Survey data was collected on the quality of each station within each site.
Some survey items pertain to certain stations within one or more sites.
For example, the "Positions" table looks like this:
import pandas as pd
import numpy as np
pos = pd.DataFrame({'Station(s)':[',1,2,,','0,1,2,3,4'],
'Position':['Contractor','President'],
'Site(s)':['A,B','A'],
'Item(s)':['1','1,2']
})
pos[['Position','Site(s)','Station(s)','Item(s)']]
Position Site(s) Station(s) Item(s)
0 Contractor A,B ,1,2,, 1
1 President A 0,1,2,3,4 1,2
The survey data table looks like this:
sd = pd.DataFrame({'Site(s)':['A','B','B','C','A','A'],
'Station(s)':[',1,2,,',',1,2,,',',,,,',',1,2,,','0,1,2,,',',,2,,'],
'Item 1':[1,1,0,0,1,np.nan],
'Item 2':[1,0,0,1,0,1]})
sd[['Site','Station(s)','Item 1','Item 2']]

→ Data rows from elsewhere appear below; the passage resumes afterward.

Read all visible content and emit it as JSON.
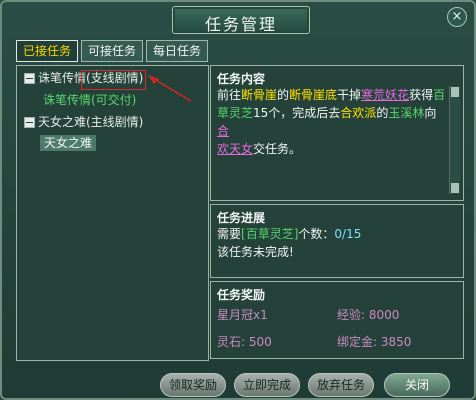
{
  "window": {
    "title": "任务管理",
    "close_icon": "close-icon"
  },
  "tabs": [
    {
      "label": "已接任务",
      "active": true
    },
    {
      "label": "可接任务",
      "active": false
    },
    {
      "label": "每日任务",
      "active": false
    }
  ],
  "tree": {
    "nodes": [
      {
        "label": "诛笔传情(支线剧情)",
        "children": [
          {
            "label": "诛笔传情(可交付)",
            "selected": false
          }
        ]
      },
      {
        "label": "天女之难(主线剧情)",
        "children": [
          {
            "label": "天女之难",
            "selected": true
          }
        ]
      }
    ]
  },
  "content": {
    "heading": "任务内容",
    "line1_a": "前往",
    "line1_b": "断骨崖",
    "line1_c": "的",
    "line1_d": "断骨崖底",
    "line1_e": "干掉",
    "line1_f": "寒荒妖花",
    "line1_g": "获得",
    "line1_h": "百",
    "line2_a": "草灵芝",
    "line2_b": "15个，完成后去",
    "line2_c": "合欢派",
    "line2_d": "的",
    "line2_e": "玉溪林",
    "line2_f": "向",
    "line2_g": "合",
    "line3_a": "欢天女",
    "line3_b": "交任务。"
  },
  "progress": {
    "heading": "任务进展",
    "line1_a": "需要",
    "line1_b": "[百草灵芝]",
    "line1_c": "个数：",
    "line1_d": "0/15",
    "line2": "该任务未完成!"
  },
  "rewards": {
    "heading": "任务奖励",
    "items": [
      {
        "label": "星月冠x1"
      },
      {
        "label": "经验: 8000"
      },
      {
        "label": "灵石: 500"
      },
      {
        "label": "绑定金: 3850"
      }
    ]
  },
  "buttons": {
    "claim": "领取奖励",
    "complete": "立即完成",
    "abandon": "放弃任务",
    "close": "关闭"
  },
  "colors": {
    "accent": "#ffd400",
    "green": "#5ad36d",
    "magenta": "#e56ae0"
  }
}
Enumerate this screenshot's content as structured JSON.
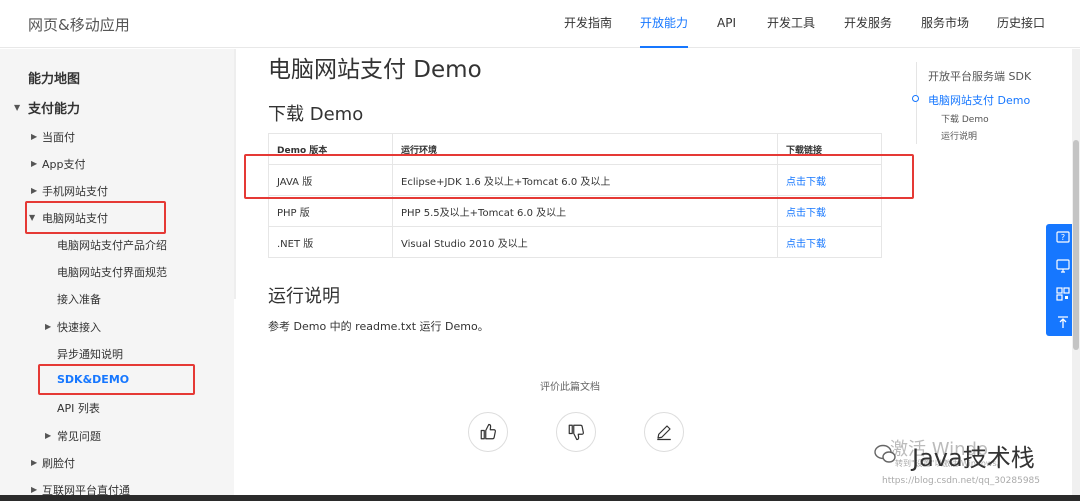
{
  "header": {
    "logo": "网页&移动应用",
    "nav": [
      "开发指南",
      "开放能力",
      "API",
      "开发工具",
      "开发服务",
      "服务市场",
      "历史接口"
    ],
    "active_nav": "开放能力"
  },
  "sidebar": {
    "items": [
      {
        "label": "能力地图"
      },
      {
        "label": "支付能力"
      },
      {
        "label": "当面付"
      },
      {
        "label": "App支付"
      },
      {
        "label": "手机网站支付"
      },
      {
        "label": "电脑网站支付"
      },
      {
        "label": "电脑网站支付产品介绍"
      },
      {
        "label": "电脑网站支付界面规范"
      },
      {
        "label": "接入准备"
      },
      {
        "label": "快速接入"
      },
      {
        "label": "异步通知说明"
      },
      {
        "label": "SDK&DEMO"
      },
      {
        "label": "API 列表"
      },
      {
        "label": "常见问题"
      },
      {
        "label": "刷脸付"
      },
      {
        "label": "互联网平台直付通"
      }
    ]
  },
  "main": {
    "title": "电脑网站支付 Demo",
    "download_heading": "下载 Demo",
    "table": {
      "headers": [
        "Demo 版本",
        "运行环境",
        "下载链接"
      ],
      "rows": [
        [
          "JAVA 版",
          "Eclipse+JDK 1.6 及以上+Tomcat 6.0 及以上",
          "点击下载"
        ],
        [
          "PHP 版",
          "PHP 5.5及以上+Tomcat 6.0 及以上",
          "点击下载"
        ],
        [
          ".NET 版",
          "Visual Studio 2010 及以上",
          "点击下载"
        ]
      ]
    },
    "run_heading": "运行说明",
    "run_text": "参考 Demo 中的 readme.txt 运行 Demo。",
    "rate_label": "评价此篇文档"
  },
  "toc": {
    "items": [
      "开放平台服务端 SDK",
      "电脑网站支付 Demo",
      "下载 Demo",
      "运行说明"
    ]
  },
  "watermark": {
    "main": "Java技术栈",
    "faded": "激活 Windo",
    "sub": "转到\"设置\"以激活 Windows。",
    "url": "https://blog.csdn.net/qq_30285985"
  },
  "colors": {
    "accent": "#1677ff",
    "highlight": "#e53935"
  }
}
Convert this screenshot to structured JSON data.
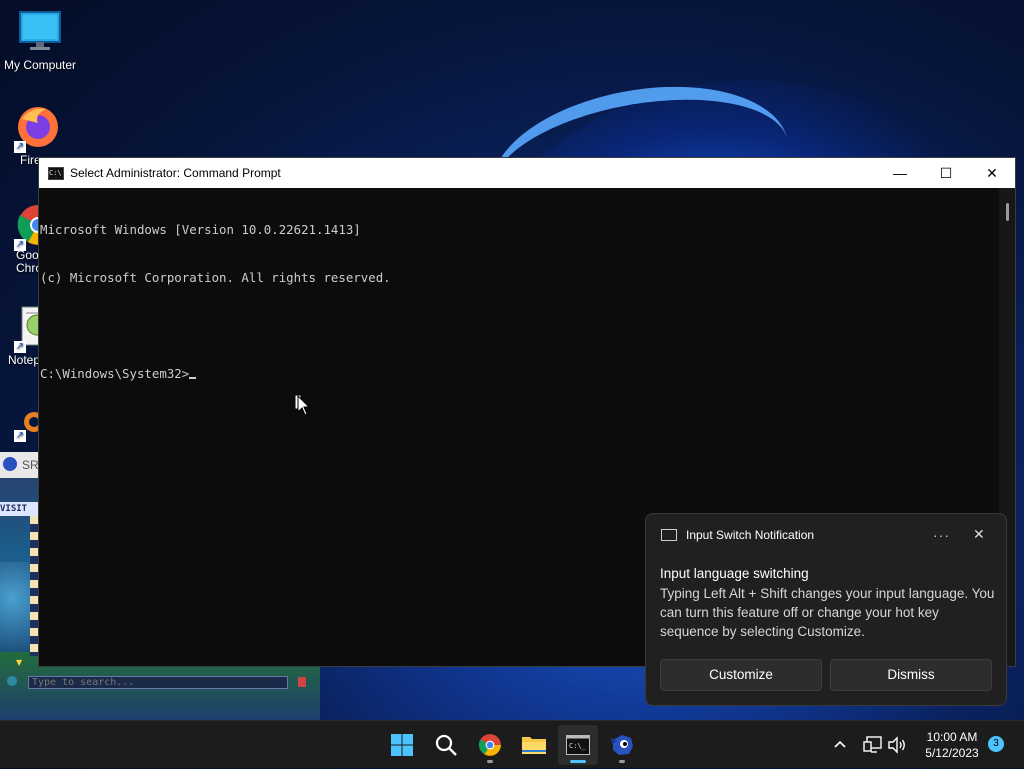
{
  "desktop": {
    "icons": [
      {
        "label": "My Computer",
        "icon": "monitor-icon"
      },
      {
        "label": "Fire",
        "icon": "firefox-icon"
      },
      {
        "label": "Goo Chro",
        "icon": "chrome-icon"
      },
      {
        "label": "Notep",
        "icon": "notepad-icon"
      },
      {
        "label": "",
        "icon": "app-shortcut-icon"
      }
    ]
  },
  "game_window": {
    "tab_label": "SR",
    "visit_label": "VISIT",
    "search_placeholder": "Type to search..."
  },
  "cmd": {
    "title": "Select Administrator: Command Prompt",
    "lines": [
      "Microsoft Windows [Version 10.0.22621.1413]",
      "(c) Microsoft Corporation. All rights reserved.",
      "",
      "C:\\Windows\\System32>"
    ],
    "minimize": "—",
    "maximize": "☐",
    "close": "✕"
  },
  "notification": {
    "app": "Input Switch Notification",
    "more": "···",
    "close": "✕",
    "title": "Input language switching",
    "body": "Typing Left Alt + Shift changes your input language. You can turn this feature off or change your hot key sequence by selecting Customize.",
    "buttons": {
      "customize": "Customize",
      "dismiss": "Dismiss"
    }
  },
  "taskbar": {
    "items": [
      "start-icon",
      "search-icon",
      "chrome-icon",
      "file-explorer-icon",
      "command-prompt-icon",
      "sonic-game-icon"
    ],
    "active": "command-prompt-icon",
    "tray": {
      "chevron": "^",
      "network": "network-icon",
      "volume": "volume-icon"
    },
    "time": "10:00 AM",
    "date": "5/12/2023",
    "notification_count": "3"
  },
  "colors": {
    "accent": "#4cc2ff",
    "console_bg": "#0c0c0c",
    "console_text": "#cccccc",
    "toast_bg": "#202020"
  }
}
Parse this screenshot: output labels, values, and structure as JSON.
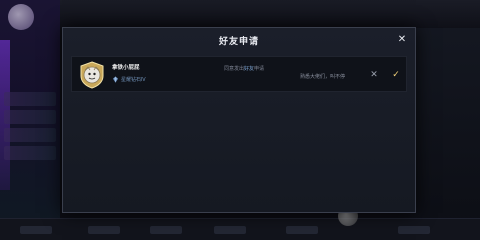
{
  "dialog": {
    "title": "好友申请",
    "close_glyph": "✕"
  },
  "requests": [
    {
      "player_name": "拿铁小屁屁",
      "rank_icon": "rank-icon",
      "rank_text": "星耀钻石Ⅳ",
      "message_prefix": "同意发出",
      "message_highlight": "好友",
      "message_suffix": "申请",
      "note": "熟悉大佬们，叫不停",
      "reject_glyph": "✕",
      "accept_glyph": "✓"
    }
  ],
  "colors": {
    "dialog_bg": "#1b1f2a",
    "row_bg": "#0f1219",
    "accept": "#f2d27a",
    "rank": "#6f8fb5",
    "highlight": "#7fa6d6"
  }
}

Site Station(s) Item 1 Item 2
0 A ,1,2,, 1 1
1 B ,1,2,, 1 0
2 B ,,,, 0 0
3 C ,1,2,, 0 1
4 A 0,1,2,, 1 0
5 A ,,2,, NaN 1
2 side notes:
The item data has been coded to 1 and 0 for unimportant reasons.
The comma separated responses are actually condensed from columns (one column per station and item). I only mention that because if it is better to not condense them, that can be done (or not).
So here's what I need:
This (I think):
Contractor President Site(s) Station(s) Item 1 Item 2
0 1 1 A ,1,2,, 1 1
1 1 0 B ,1,2,, 1 0
2 0 0 B ,,,, 0 0
3 0 0 C ,1,2,, 0 1
4 0 1 A 0,1,2,, 1 0
5 1 1 A ,,2,, NaN 1
Logic:
The contractor works at site A and B and should only be associated with respondents who work either of those sites. Within those respondents, he should only associated with those who work at stations 1 or 2 but none that also work at any others (i.e. station 0).
Therefore, the contractor's rows of interest in df2 are indices 0, 1, and 5. The president's rows of interest are from indices 0, 4, and 5.
...and, ultimately, this:
Position Overall%
0 Contractor 100
1 President 80
Logic:
Because the president is concerned with items 1 and 2, there are 5 numbers to consider: (1 and 1) from item 1 and (1, 0, and 1) from item 2. The sum across items is 4 and the count across items is 5 (again, do not count 'NaN'), which gives 80%.
Because the contractor is only concerned with item 1, there are 2 numbers to consider: 1 and 1 - 'NaN' should not be counted - (from the rows of interest, respectively). Therefore, the sum is 2 out of the count, which is 2, which gives 100%
Thanks in advance!
Update
I know this works (top answer just under question), but how can that be applied to this situation? I tried this (just to try the first part of the logic):
for i in pos['Position']:
sd[i]=[x for x in pos.loc['Site(s)'] if x in sd['Site']]
...but it threw this error:
KeyError: 'the label [Site(s)] is not in the [index]'
...so I'm still wrestling with it.